Observers question whether big brands like Chanel, Dolce & Gabbana and Saint Laurent, which were high on Neiman's creditor list, might be cautious about future partnerships. The brands declined to comment for this story.
Veronica Beard, the sixth-highest creditor, was owed $4.3 million after shipping an order shortly before Neiman Marcus shortly filed for bankruptcy that went unpaid. The brand was “bruised” by the outcome, says president Stephanie Unwin, and plans to tighten its inventory distribution but continue to work with Neiman Marcus post-bankruptcy. Unwin says their customers are aligned, and that the Neiman brand“ really stand[s] for luxury in this country".
“Neiman will have to prove that it's back on stable footing and re-establish very strong relationships with brands — even stronger than they have already done – just to instill confidence,” Saunders says. “If some of those brands get
nervous and decide to reduce their exposure to Neiman, it could be a disaster.”
Digital customer service Neiman Marcus also needs to rebuild the relationship with its high-spending customers; 40 per cent of the retailer's business is made from customers spending more than $10,000 per year, says Van Raemdonck. At the centre of the strategy to bring these customers back is NM Connect, a digital tool for sales staff to provide high-touch customer service online. Employees will be able to source products, give styling and fit advice and prepare items for pickup in store or home delivery through the portal.
"We are taking a relationship that exists with a customer in-store and strengthening it digitally,” Van Raemdonck says. Since the technology was fully rolled out in July, nearly 5,000 sales associates have had 1.5 million interactions with customers. This has resulted in $60 million in incremental sales, in addition to the revenue from Neiman Marcus.com, according to the
One of the luxury retailer's strengths, which has been key to its survival, is the strong relationships it has developed with its customers, says Gene Spiegelman, vice chairman and a principal of Ripco Real Estate. “Brands go [out of business] because they lose the loyalty and the connection with their customer. That's the fundamental foundation for Neiman Marcus's survival.”
Success at Neiman Marcus will ultimately come down to retaining its loyal customers as well as acquiring new millennial and Gen Z consumers, which together represent around $350 billion of spending power in the US alone, according to data from McKinsey.
“That is a lost opportunity now. If Neiman Marcus isn't getting them through their doors or on their website, the future isn't that sustainable,” says Saunders. Capturing this cohort means offering the kind of styles they're interested in, and the experience to go with it, he continues. “Why would I go to Neiman Marcus when I can actually go to the brand store, which is more compelling and easier than going to a department store?”

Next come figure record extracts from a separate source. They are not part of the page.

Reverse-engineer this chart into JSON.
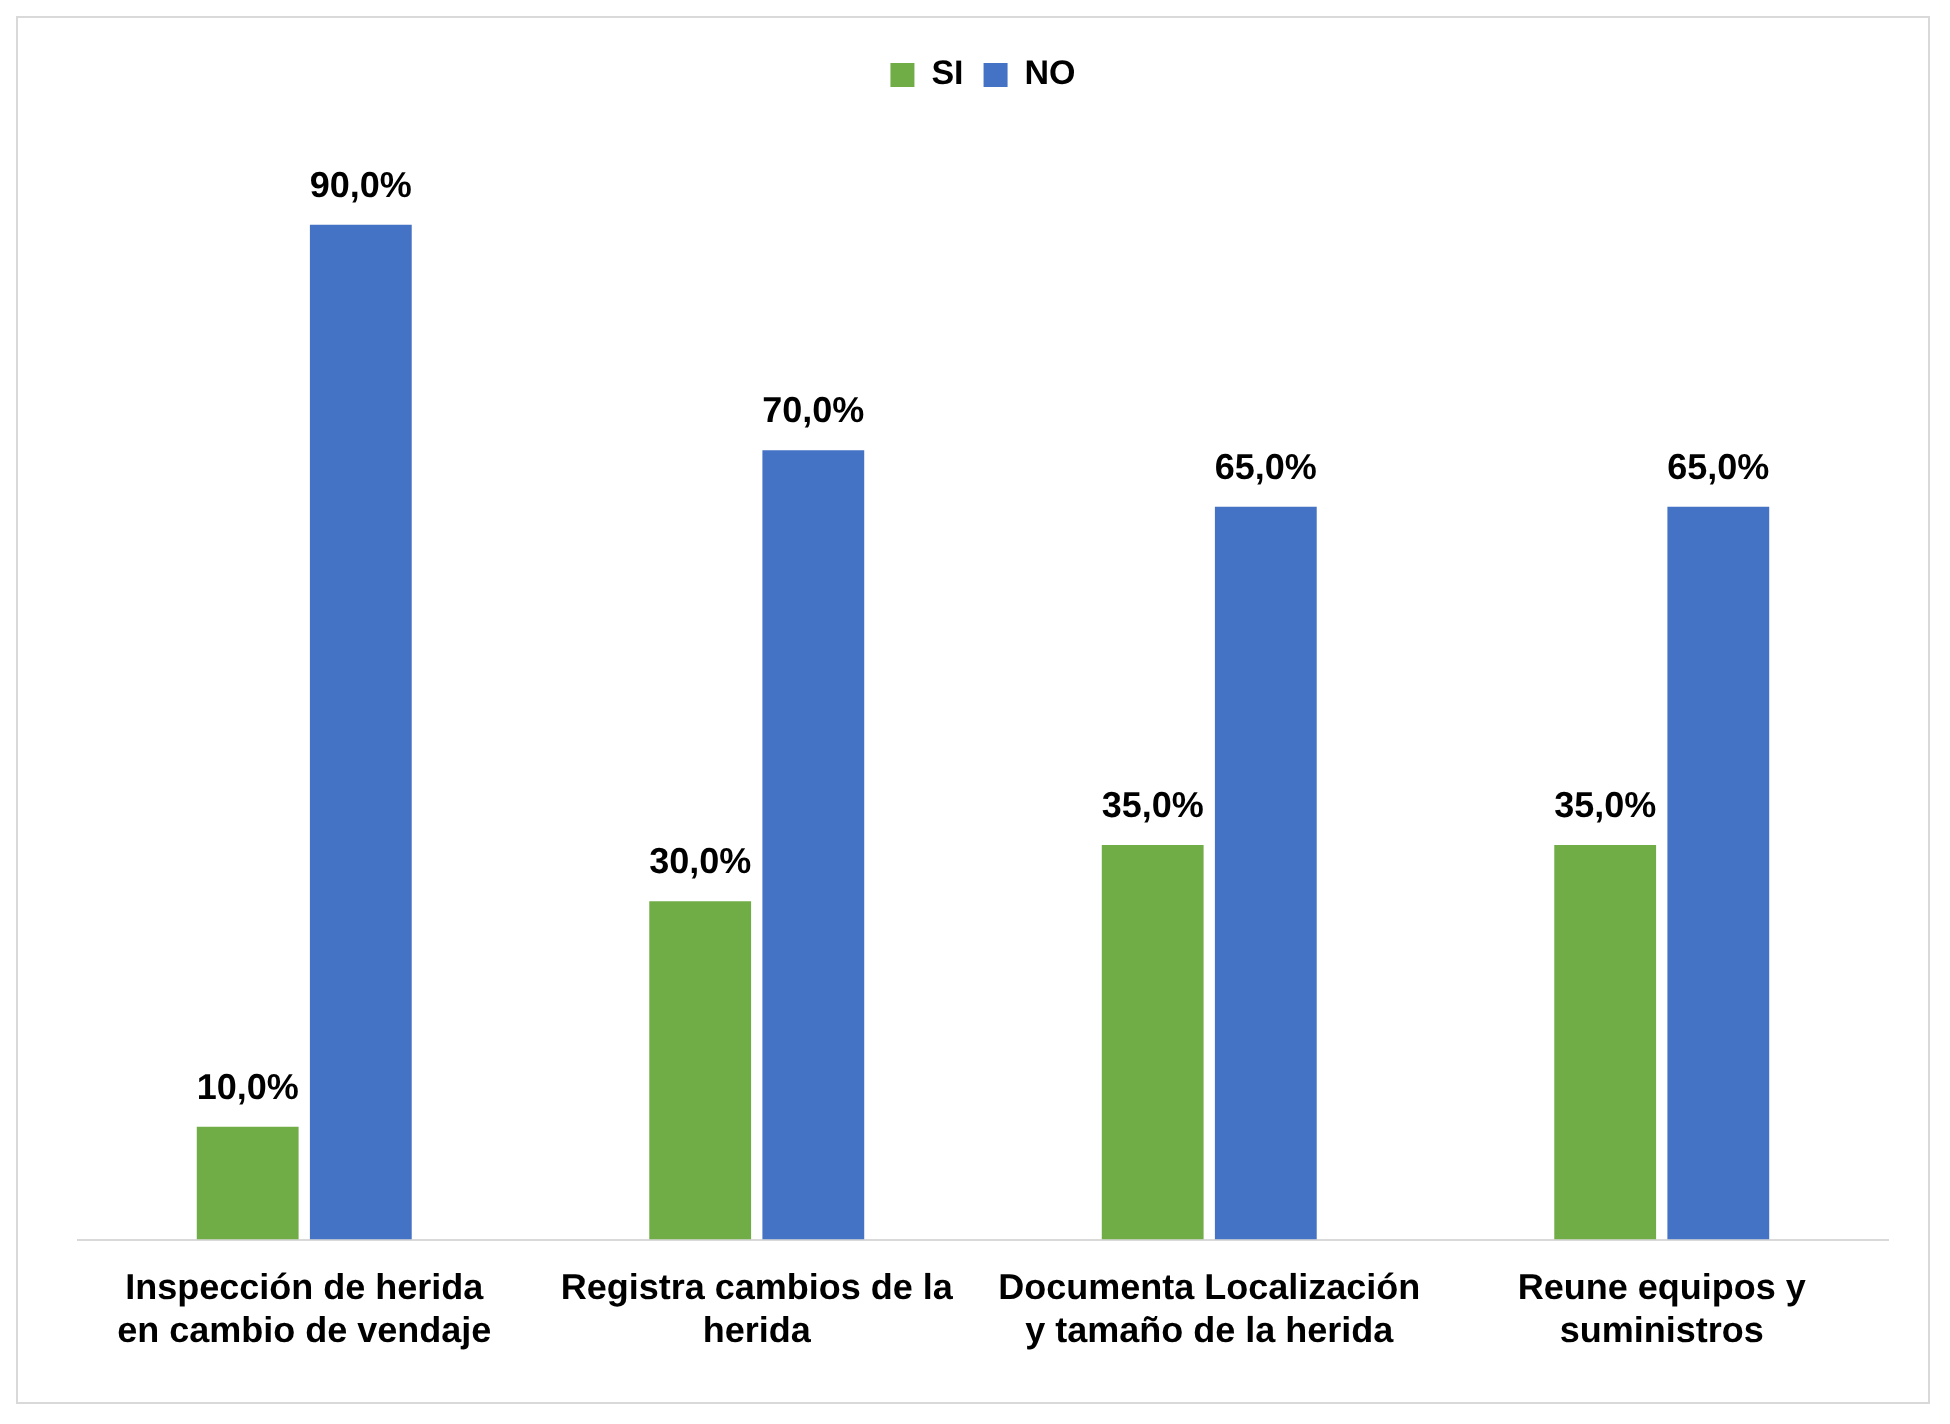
{
  "chart_data": {
    "type": "bar",
    "categories": [
      "Inspección de herida en cambio de vendaje",
      "Registra cambios de la herida",
      "Documenta Localización y tamaño de la herida",
      "Reune equipos y suministros"
    ],
    "series": [
      {
        "name": "SI",
        "color": "#70ad47",
        "values": [
          10,
          30,
          35,
          35
        ],
        "value_labels": [
          "10,0%",
          "30,0%",
          "35,0%",
          "35,0%"
        ]
      },
      {
        "name": "NO",
        "color": "#4472c4",
        "values": [
          90,
          70,
          65,
          65
        ],
        "value_labels": [
          "90,0%",
          "70,0%",
          "65,0%",
          "65,0%"
        ]
      }
    ],
    "legend": "top",
    "grid": false
  }
}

Van Raemdonck says that the company is successfully marketing to millennials and Gen Z, which account for 48 per cent of its customer base. “We're very focused on being present for the customer, however and whenever they want,” he says.

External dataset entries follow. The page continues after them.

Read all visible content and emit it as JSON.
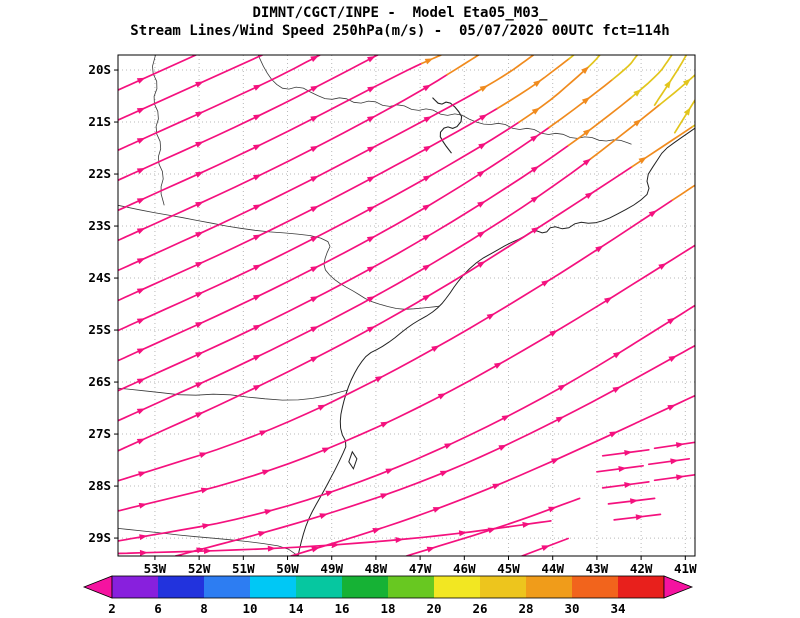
{
  "header": {
    "line1": "DIMNT/CGCT/INPE -  Model Eta05_M03_",
    "line2": "Stream Lines/Wind Speed 250hPa(m/s) -  05/07/2020 00UTC fct=114h"
  },
  "chart_data": {
    "type": "streamline-map",
    "institution": "DIMNT/CGCT/INPE",
    "model": "Eta05_M03_",
    "variable": "Stream Lines/Wind Speed 250hPa(m/s)",
    "run": "05/07/2020 00UTC",
    "forecast": "fct=114h",
    "axes": {
      "lat_labels": [
        "20S",
        "21S",
        "22S",
        "23S",
        "24S",
        "25S",
        "26S",
        "27S",
        "28S",
        "29S"
      ],
      "lon_labels": [
        "53W",
        "52W",
        "51W",
        "50W",
        "49W",
        "48W",
        "47W",
        "46W",
        "45W",
        "44W",
        "43W",
        "42W",
        "41W"
      ]
    },
    "colorbar": {
      "values": [
        2,
        6,
        8,
        10,
        14,
        16,
        18,
        20,
        26,
        28,
        30,
        34
      ],
      "segment_colors": [
        "#8820dd",
        "#2233dd",
        "#2d7df2",
        "#00c8f5",
        "#06c7a0",
        "#16b235",
        "#68c821",
        "#f2e722",
        "#edc51d",
        "#f09c1a",
        "#f2641c",
        "#e8201c"
      ],
      "arrow_color": "#f513a0"
    },
    "speed_zones": [
      {
        "min_score": 0.77,
        "color": "#e2c51c"
      },
      {
        "min_score": 0.5,
        "color": "#f08b1e"
      },
      {
        "min_score": -99,
        "color": "#f4117e"
      }
    ],
    "streamlines": [
      {
        "points": [
          [
            0,
            0.07
          ],
          [
            0.135,
            0
          ]
        ]
      },
      {
        "points": [
          [
            0,
            0.13
          ],
          [
            0.25,
            0
          ]
        ]
      },
      {
        "points": [
          [
            0,
            0.19
          ],
          [
            0.25,
            0.06
          ],
          [
            0.35,
            0
          ]
        ]
      },
      {
        "points": [
          [
            0,
            0.25
          ],
          [
            0.25,
            0.12
          ],
          [
            0.45,
            0
          ]
        ]
      },
      {
        "points": [
          [
            0,
            0.31
          ],
          [
            0.25,
            0.18
          ],
          [
            0.5,
            0.03
          ],
          [
            0.56,
            0
          ]
        ]
      },
      {
        "points": [
          [
            0,
            0.37
          ],
          [
            0.25,
            0.24
          ],
          [
            0.5,
            0.09
          ],
          [
            0.625,
            0
          ]
        ]
      },
      {
        "points": [
          [
            0,
            0.43
          ],
          [
            0.25,
            0.3
          ],
          [
            0.5,
            0.15
          ],
          [
            0.66,
            0.05
          ],
          [
            0.72,
            0
          ]
        ]
      },
      {
        "points": [
          [
            0,
            0.49
          ],
          [
            0.25,
            0.36
          ],
          [
            0.5,
            0.21
          ],
          [
            0.7,
            0.08
          ],
          [
            0.79,
            0
          ]
        ]
      },
      {
        "points": [
          [
            0,
            0.55
          ],
          [
            0.25,
            0.42
          ],
          [
            0.5,
            0.27
          ],
          [
            0.72,
            0.12
          ],
          [
            0.82,
            0.02
          ],
          [
            0.835,
            0
          ]
        ]
      },
      {
        "points": [
          [
            0,
            0.61
          ],
          [
            0.25,
            0.48
          ],
          [
            0.5,
            0.33
          ],
          [
            0.72,
            0.17
          ],
          [
            0.88,
            0.03
          ],
          [
            0.9,
            0
          ]
        ]
      },
      {
        "points": [
          [
            0,
            0.67
          ],
          [
            0.25,
            0.54
          ],
          [
            0.5,
            0.39
          ],
          [
            0.75,
            0.21
          ],
          [
            0.93,
            0.05
          ],
          [
            0.96,
            0
          ]
        ]
      },
      {
        "points": [
          [
            0,
            0.73
          ],
          [
            0.25,
            0.6
          ],
          [
            0.5,
            0.45
          ],
          [
            0.75,
            0.27
          ],
          [
            0.95,
            0.09
          ],
          [
            1,
            0.04
          ]
        ]
      },
      {
        "points": [
          [
            0,
            0.79
          ],
          [
            0.25,
            0.66
          ],
          [
            0.5,
            0.51
          ],
          [
            0.75,
            0.33
          ],
          [
            1,
            0.14
          ]
        ]
      },
      {
        "points": [
          [
            0,
            0.85
          ],
          [
            0.25,
            0.76
          ],
          [
            0.5,
            0.62
          ],
          [
            0.75,
            0.45
          ],
          [
            1,
            0.26
          ]
        ]
      },
      {
        "points": [
          [
            0,
            0.91
          ],
          [
            0.25,
            0.84
          ],
          [
            0.5,
            0.72
          ],
          [
            0.75,
            0.56
          ],
          [
            1,
            0.38
          ]
        ]
      },
      {
        "points": [
          [
            0,
            0.97
          ],
          [
            0.25,
            0.92
          ],
          [
            0.5,
            0.82
          ],
          [
            0.75,
            0.68
          ],
          [
            1,
            0.5
          ]
        ]
      },
      {
        "points": [
          [
            0,
            0.995
          ],
          [
            0.3,
            0.985
          ],
          [
            0.55,
            0.962
          ],
          [
            0.75,
            0.93
          ]
        ]
      },
      {
        "points": [
          [
            0.1,
            1
          ],
          [
            0.33,
            0.93
          ],
          [
            0.56,
            0.84
          ],
          [
            0.78,
            0.72
          ],
          [
            1,
            0.58
          ]
        ]
      },
      {
        "points": [
          [
            0.3,
            1
          ],
          [
            0.5,
            0.93
          ],
          [
            0.7,
            0.84
          ],
          [
            1,
            0.68
          ]
        ]
      },
      {
        "points": [
          [
            0.5,
            1
          ],
          [
            0.67,
            0.94
          ],
          [
            0.8,
            0.885
          ]
        ]
      },
      {
        "points": [
          [
            0.7,
            1
          ],
          [
            0.78,
            0.965
          ]
        ]
      },
      {
        "points": [
          [
            0.93,
            0.1
          ],
          [
            0.97,
            0.03
          ],
          [
            0.985,
            0
          ]
        ]
      },
      {
        "points": [
          [
            0.965,
            0.155
          ],
          [
            1,
            0.09
          ]
        ]
      },
      {
        "points": [
          [
            0.84,
            0.8
          ],
          [
            0.92,
            0.788
          ]
        ]
      },
      {
        "points": [
          [
            0.93,
            0.785
          ],
          [
            1,
            0.773
          ]
        ]
      },
      {
        "points": [
          [
            0.83,
            0.832
          ],
          [
            0.91,
            0.82
          ]
        ]
      },
      {
        "points": [
          [
            0.92,
            0.817
          ],
          [
            0.99,
            0.806
          ]
        ]
      },
      {
        "points": [
          [
            0.84,
            0.864
          ],
          [
            0.92,
            0.852
          ]
        ]
      },
      {
        "points": [
          [
            0.93,
            0.849
          ],
          [
            1,
            0.838
          ]
        ]
      },
      {
        "points": [
          [
            0.85,
            0.896
          ],
          [
            0.93,
            0.885
          ]
        ]
      },
      {
        "points": [
          [
            0.86,
            0.928
          ],
          [
            0.94,
            0.917
          ]
        ]
      }
    ],
    "geography": {
      "coastline": [
        [
          1,
          0.146
        ],
        [
          0.97,
          0.17
        ],
        [
          0.946,
          0.19
        ],
        [
          0.931,
          0.216
        ],
        [
          0.915,
          0.245
        ],
        [
          0.922,
          0.273
        ],
        [
          0.901,
          0.295
        ],
        [
          0.873,
          0.313
        ],
        [
          0.846,
          0.329
        ],
        [
          0.821,
          0.337
        ],
        [
          0.797,
          0.333
        ],
        [
          0.776,
          0.349
        ],
        [
          0.752,
          0.341
        ],
        [
          0.74,
          0.357
        ],
        [
          0.721,
          0.349
        ],
        [
          0.7,
          0.365
        ],
        [
          0.676,
          0.377
        ],
        [
          0.652,
          0.393
        ],
        [
          0.627,
          0.409
        ],
        [
          0.603,
          0.433
        ],
        [
          0.586,
          0.457
        ],
        [
          0.572,
          0.481
        ],
        [
          0.558,
          0.501
        ],
        [
          0.541,
          0.517
        ],
        [
          0.516,
          0.533
        ],
        [
          0.496,
          0.549
        ],
        [
          0.475,
          0.569
        ],
        [
          0.454,
          0.585
        ],
        [
          0.433,
          0.597
        ],
        [
          0.419,
          0.617
        ],
        [
          0.407,
          0.641
        ],
        [
          0.397,
          0.669
        ],
        [
          0.39,
          0.697
        ],
        [
          0.385,
          0.724
        ],
        [
          0.386,
          0.752
        ],
        [
          0.397,
          0.776
        ],
        [
          0.388,
          0.8
        ],
        [
          0.378,
          0.824
        ],
        [
          0.367,
          0.848
        ],
        [
          0.354,
          0.876
        ],
        [
          0.34,
          0.904
        ],
        [
          0.328,
          0.932
        ],
        [
          0.319,
          0.964
        ],
        [
          0.312,
          1
        ]
      ],
      "island": [
        [
          0.406,
          0.792
        ],
        [
          0.414,
          0.806
        ],
        [
          0.408,
          0.826
        ],
        [
          0.4,
          0.812
        ],
        [
          0.406,
          0.792
        ]
      ],
      "lakes": [
        [
          [
            0.545,
            0.085
          ],
          [
            0.558,
            0.1
          ],
          [
            0.572,
            0.092
          ],
          [
            0.588,
            0.108
          ],
          [
            0.598,
            0.128
          ],
          [
            0.584,
            0.148
          ],
          [
            0.568,
            0.142
          ],
          [
            0.556,
            0.158
          ],
          [
            0.566,
            0.178
          ],
          [
            0.578,
            0.196
          ]
        ]
      ],
      "borders": [
        [
          [
            0.243,
            0
          ],
          [
            0.255,
            0.03
          ],
          [
            0.27,
            0.055
          ],
          [
            0.29,
            0.07
          ],
          [
            0.315,
            0.062
          ],
          [
            0.34,
            0.078
          ],
          [
            0.365,
            0.09
          ],
          [
            0.39,
            0.084
          ],
          [
            0.415,
            0.098
          ],
          [
            0.44,
            0.09
          ],
          [
            0.465,
            0.104
          ],
          [
            0.49,
            0.098
          ],
          [
            0.515,
            0.112
          ],
          [
            0.54,
            0.106
          ],
          [
            0.565,
            0.122
          ],
          [
            0.59,
            0.116
          ],
          [
            0.615,
            0.132
          ],
          [
            0.64,
            0.14
          ],
          [
            0.665,
            0.135
          ],
          [
            0.69,
            0.15
          ],
          [
            0.715,
            0.145
          ],
          [
            0.74,
            0.16
          ],
          [
            0.765,
            0.155
          ],
          [
            0.79,
            0.168
          ],
          [
            0.815,
            0.162
          ],
          [
            0.84,
            0.173
          ],
          [
            0.865,
            0.168
          ],
          [
            0.89,
            0.178
          ]
        ],
        [
          [
            0,
            0.3
          ],
          [
            0.05,
            0.312
          ],
          [
            0.1,
            0.322
          ],
          [
            0.15,
            0.333
          ],
          [
            0.2,
            0.344
          ],
          [
            0.25,
            0.352
          ],
          [
            0.3,
            0.356
          ],
          [
            0.345,
            0.362
          ],
          [
            0.37,
            0.376
          ],
          [
            0.36,
            0.4
          ],
          [
            0.356,
            0.424
          ],
          [
            0.37,
            0.444
          ],
          [
            0.39,
            0.46
          ],
          [
            0.412,
            0.474
          ],
          [
            0.434,
            0.49
          ],
          [
            0.46,
            0.5
          ],
          [
            0.49,
            0.508
          ],
          [
            0.52,
            0.506
          ],
          [
            0.545,
            0.503
          ],
          [
            0.558,
            0.501
          ]
        ],
        [
          [
            0,
            0.665
          ],
          [
            0.06,
            0.672
          ],
          [
            0.12,
            0.68
          ],
          [
            0.18,
            0.676
          ],
          [
            0.24,
            0.685
          ],
          [
            0.3,
            0.69
          ],
          [
            0.35,
            0.684
          ],
          [
            0.397,
            0.669
          ]
        ],
        [
          [
            0,
            0.945
          ],
          [
            0.06,
            0.952
          ],
          [
            0.12,
            0.96
          ],
          [
            0.18,
            0.966
          ],
          [
            0.24,
            0.973
          ],
          [
            0.29,
            0.982
          ],
          [
            0.312,
            1
          ]
        ],
        [
          [
            0.065,
            0
          ],
          [
            0.058,
            0.03
          ],
          [
            0.07,
            0.06
          ],
          [
            0.06,
            0.09
          ],
          [
            0.072,
            0.12
          ],
          [
            0.064,
            0.15
          ],
          [
            0.076,
            0.18
          ],
          [
            0.068,
            0.21
          ],
          [
            0.08,
            0.24
          ],
          [
            0.073,
            0.27
          ],
          [
            0.08,
            0.3
          ]
        ]
      ]
    }
  }
}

Neiman intends to start by focusing on product fit. But merchandise won't cut it alone as the role of the store is changing. “Stores are still really important. It's where the relationship gets created with the customers. But we recognise that people are engaging more from home, therefore we want to make sure we're able to connect with people on digital devices,” says Van Raemdonck. “Our business model is flexible enough that we can serve you the way you want.”